Skip to content

Observability dashboard: surface agents failing in prod + run agents against datasets #11

@fazil-raja-glean

Description

@fazil-raja-glean

Summary

Add an observability layer to Seer with two capabilities:

  1. A dashboard that surfaces client agents failing in production — so an agent owner knows an agent is broken before a user complains, and across other users, not just the creator.
  2. Running agents against datasets on a schedule — to catch quality/behavior regressions when Glean models, actions, or connectors change underneath an already-tuned agent.

Motivation

  • The CarGurus CIO reported that agents fail silently: the creator stays unaware an agent is broken for others unless a user surfaces it directly. (Slack thread)
  • Broader customer concern: changes in Glean (models, actions, connectors) can degrade agents that were tuned and working.
  • Apollo raised the same proactive-monitoring gap. Glean lacks native evals and observability today, so this is additive value Seer is well positioned to deliver (it already has the agent runner, trace parsing, judge engine, and token ledger).
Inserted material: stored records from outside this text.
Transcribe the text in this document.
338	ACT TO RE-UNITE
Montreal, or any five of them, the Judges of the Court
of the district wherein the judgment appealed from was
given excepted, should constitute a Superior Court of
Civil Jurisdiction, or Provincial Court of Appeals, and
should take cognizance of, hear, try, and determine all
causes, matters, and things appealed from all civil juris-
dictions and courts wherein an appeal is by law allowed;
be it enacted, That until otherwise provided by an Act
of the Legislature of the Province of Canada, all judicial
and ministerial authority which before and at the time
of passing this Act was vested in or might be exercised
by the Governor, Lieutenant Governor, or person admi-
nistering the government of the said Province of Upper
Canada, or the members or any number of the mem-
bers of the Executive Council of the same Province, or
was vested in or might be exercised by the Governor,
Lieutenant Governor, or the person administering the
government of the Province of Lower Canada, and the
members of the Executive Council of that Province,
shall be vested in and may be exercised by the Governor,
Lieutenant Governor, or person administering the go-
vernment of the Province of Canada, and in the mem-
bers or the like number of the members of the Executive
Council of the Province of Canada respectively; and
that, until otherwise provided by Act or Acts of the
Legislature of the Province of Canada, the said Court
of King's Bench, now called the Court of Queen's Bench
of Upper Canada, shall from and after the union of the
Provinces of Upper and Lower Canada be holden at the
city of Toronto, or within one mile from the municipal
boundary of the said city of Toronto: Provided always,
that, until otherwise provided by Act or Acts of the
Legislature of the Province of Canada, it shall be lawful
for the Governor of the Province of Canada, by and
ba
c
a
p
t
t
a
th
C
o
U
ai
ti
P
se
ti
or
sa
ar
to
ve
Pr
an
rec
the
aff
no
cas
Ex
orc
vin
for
Capability 1 — Surface agents failing in prod

Goal: a per-agent health view that answers "is this agent failing, for whom, and why?"

  • Ingest production run signals (keyed on trace_id as the canonical join key) and display per agent:
    • Failure rate over time, error types (tool error, timeout, empty/blocked response, groundedness drop)
    • Latency trend, last-failed timestamp, number/identity of affected users
  • Cross-user detection — surface failures occurring under other users' permissions/data, not just the creator's runs (this is the core of the CarGurus ask).
  • Failure-mode "signals" — cluster failures (hallucination, tool error, regression) across runs and feed candidate cases back into eval datasets.
  • Alerting — Slack notification when an agent crosses a failure threshold.

Capability 2 — Run agents against datasets

Goal: scheduled, automated regression detection on top of the existing eval engine.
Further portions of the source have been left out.